Delanaire II climate differential controller testing

Hello everyone,
Hopefully weekend is going well.
I have 1985 XJ6
I have various documents, such as the sense system test, but I can find anything regarding electrical testing the “differential control”. Unless it’s just a lever and cable.
For Delaniar III (1989 XJS), it can be tested electrically, based on the testing documents I have.
Basically, the main issue I’m having is that cool air is coming out of the center vent, even if temp selector is set at 85 degrees.
With temp selector set at warmest setting:
When I turn differential controller left, air is very cold.
When i turn it all the way to the right, the air coming out of the center vent is less cold.
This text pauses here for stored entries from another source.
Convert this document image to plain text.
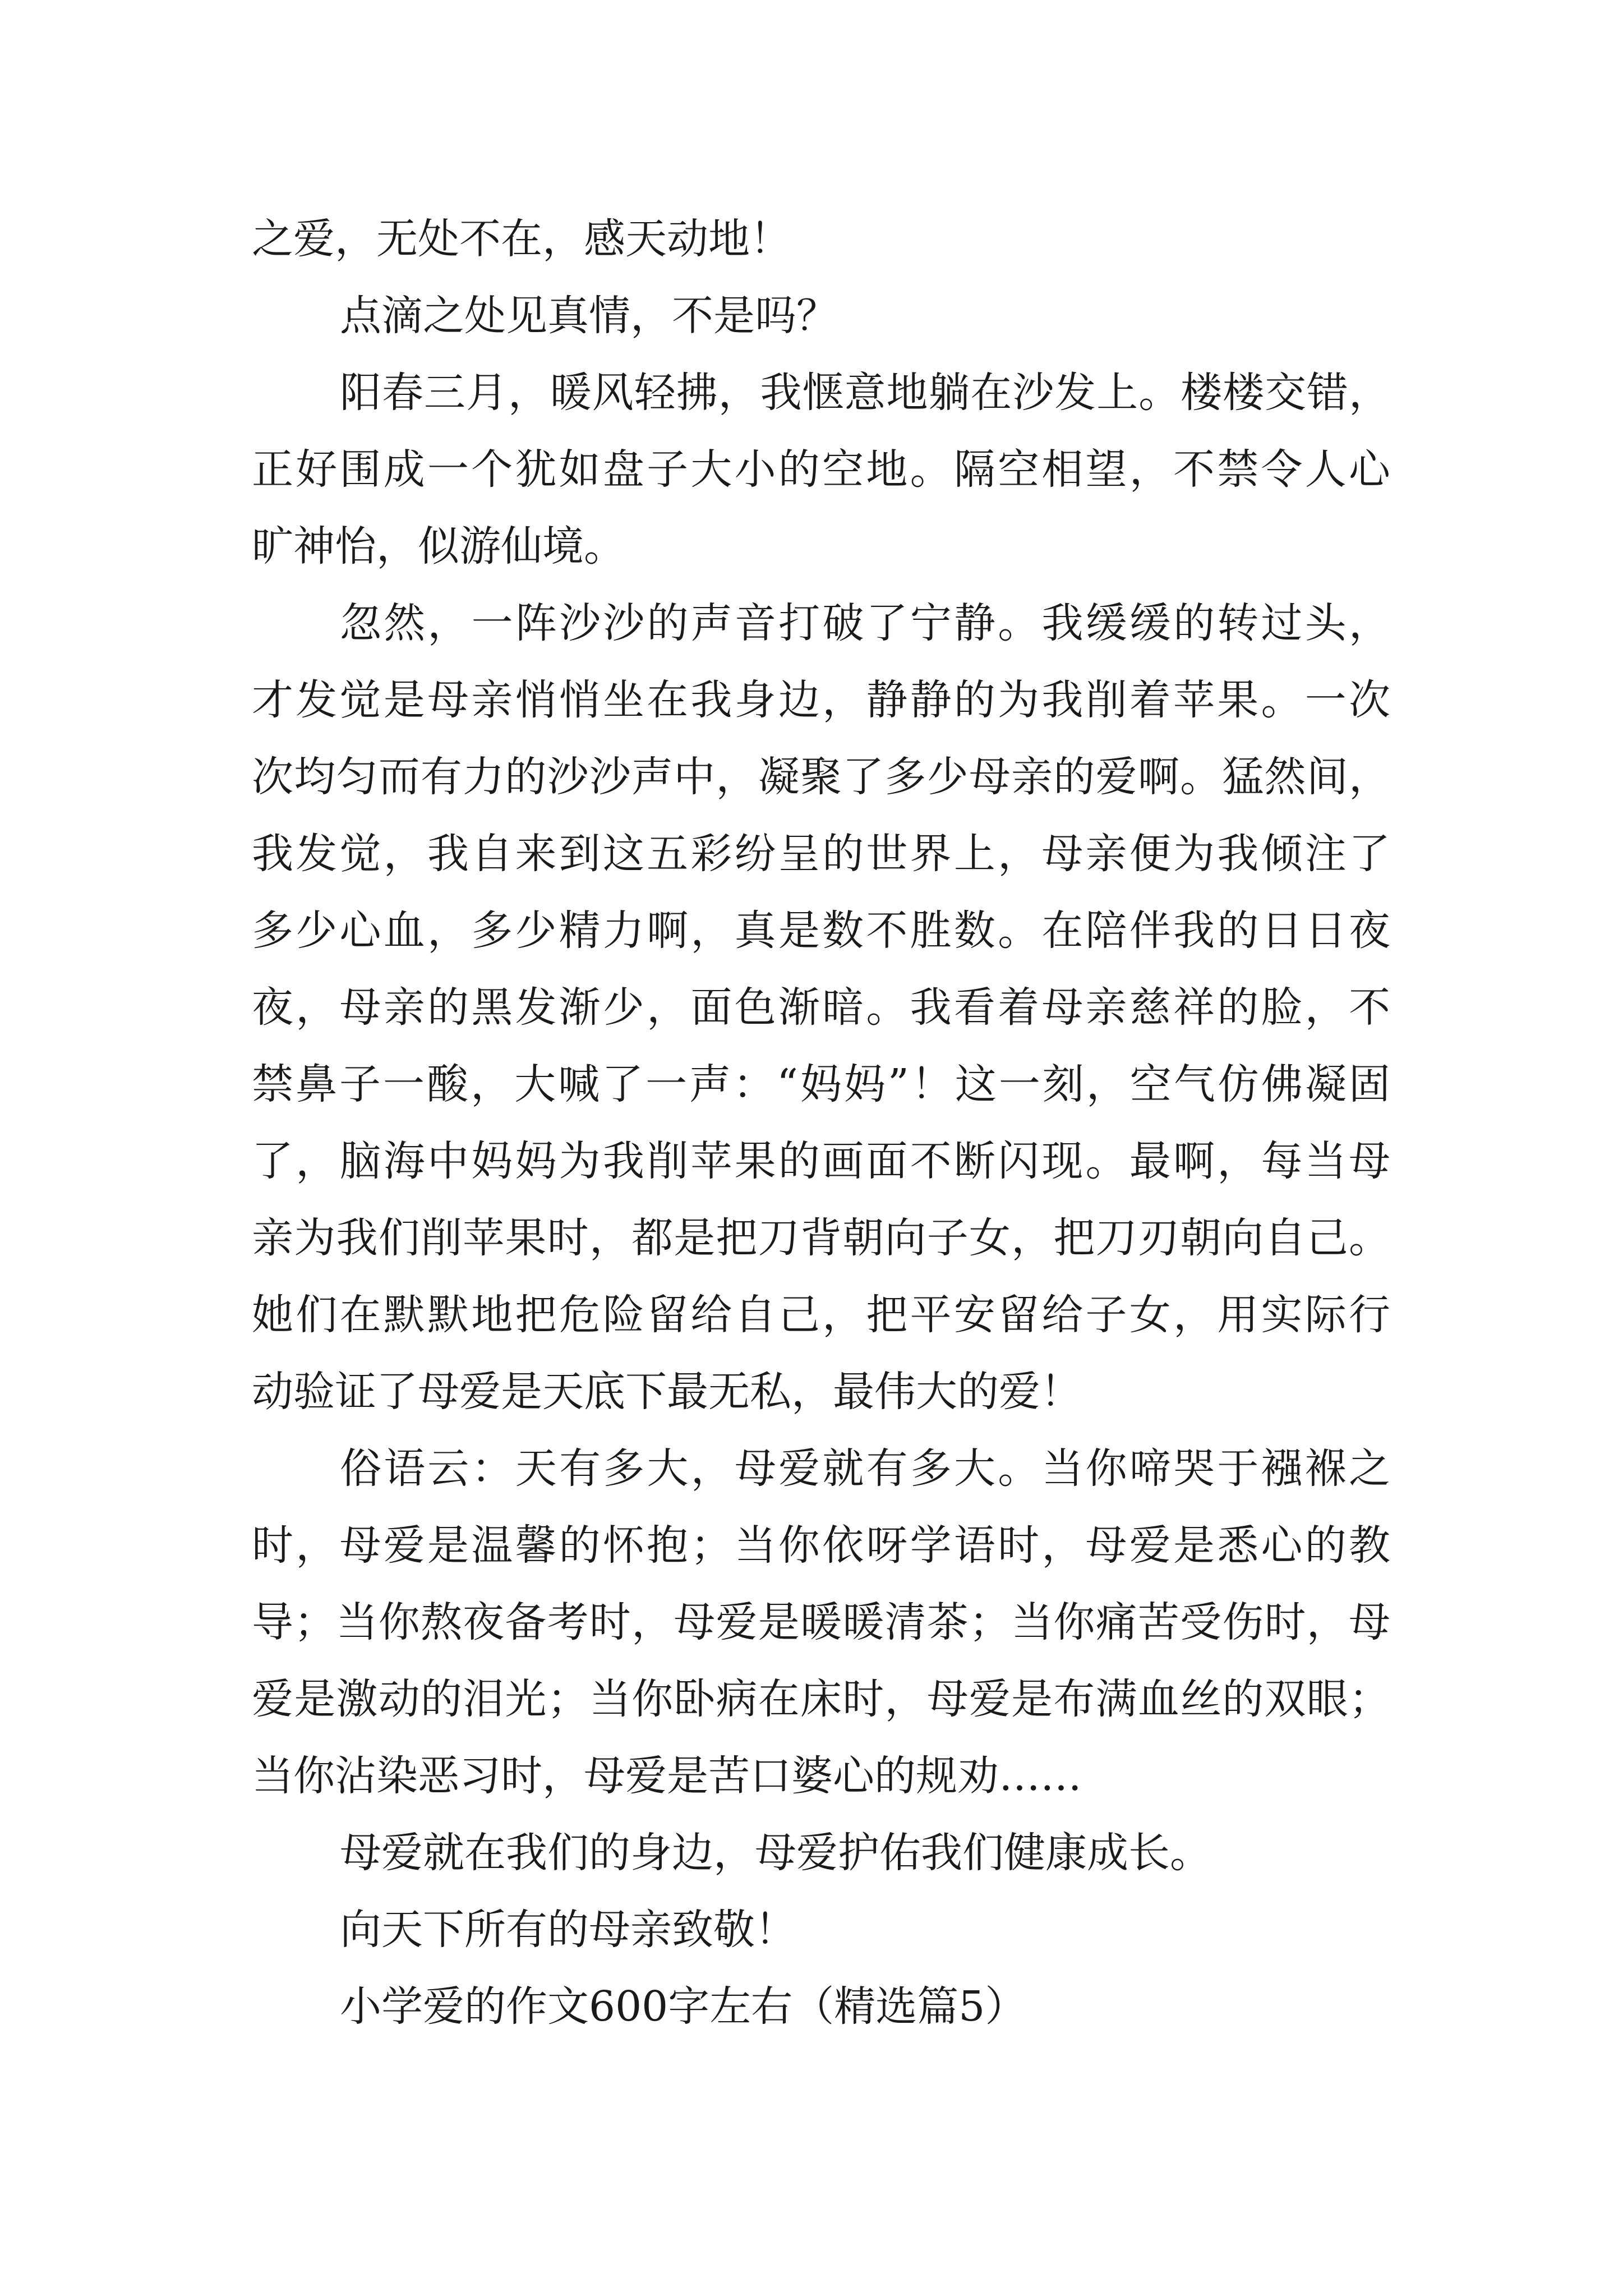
之爱，无处不在，感天动地！
点滴之处见真情，不是吗？
阳春三月，暖风轻拂，我惬意地躺在沙发上。楼楼交错，
正好围成一个犹如盘子大小的空地。隔空相望，不禁令人心
旷神怡，似游仙境。
忽然，一阵沙沙的声音打破了宁静。我缓缓的转过头，
才发觉是母亲悄悄坐在我身边，静静的为我削着苹果。一次
次均匀而有力的沙沙声中，凝聚了多少母亲的爱啊。猛然间，
我发觉，我自来到这五彩纷呈的世界上，母亲便为我倾注了
多少心血，多少精力啊，真是数不胜数。在陪伴我的日日夜
夜，母亲的黑发渐少，面色渐暗。我看着母亲慈祥的脸，不
禁鼻子一酸，大喊了一声：“妈妈”！这一刻，空气仿佛凝固
了，脑海中妈妈为我削苹果的画面不断闪现。最啊，每当母
亲为我们削苹果时，都是把刀背朝向子女，把刀刃朝向自己。
她们在默默地把危险留给自己，把平安留给子女，用实际行
动验证了母爱是天底下最无私，最伟大的爱！
俗语云：天有多大，母爱就有多大。当你啼哭于襁褓之
时，母爱是温馨的怀抱；当你依呀学语时，母爱是悉心的教
导；当你熬夜备考时，母爱是暖暖清茶；当你痛苦受伤时，母
爱是激动的泪光；当你卧病在床时，母爱是布满血丝的双眼；
当你沾染恶习时，母爱是苦口婆心的规劝……
母爱就在我们的身边，母爱护佑我们健康成长。
向天下所有的母亲致敬！
小学爱的作文600字左右（精选篇5）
I would like to have no air coming out of the center vent when temp selector set at the warmest setting.


To confirm, you’re talking about the slide control under the radio, yes?

Good. That’s what is supposed to happen

The slide control is just a temperature trimmer. Which vents are opened or closed is controlled by the amplifier and servo.

The center dashboard vent should be open only when the system is in cooling mode. If I understand correctly this is not the case on your car, so there’s a fault to be traced. But it won’t be the slide control.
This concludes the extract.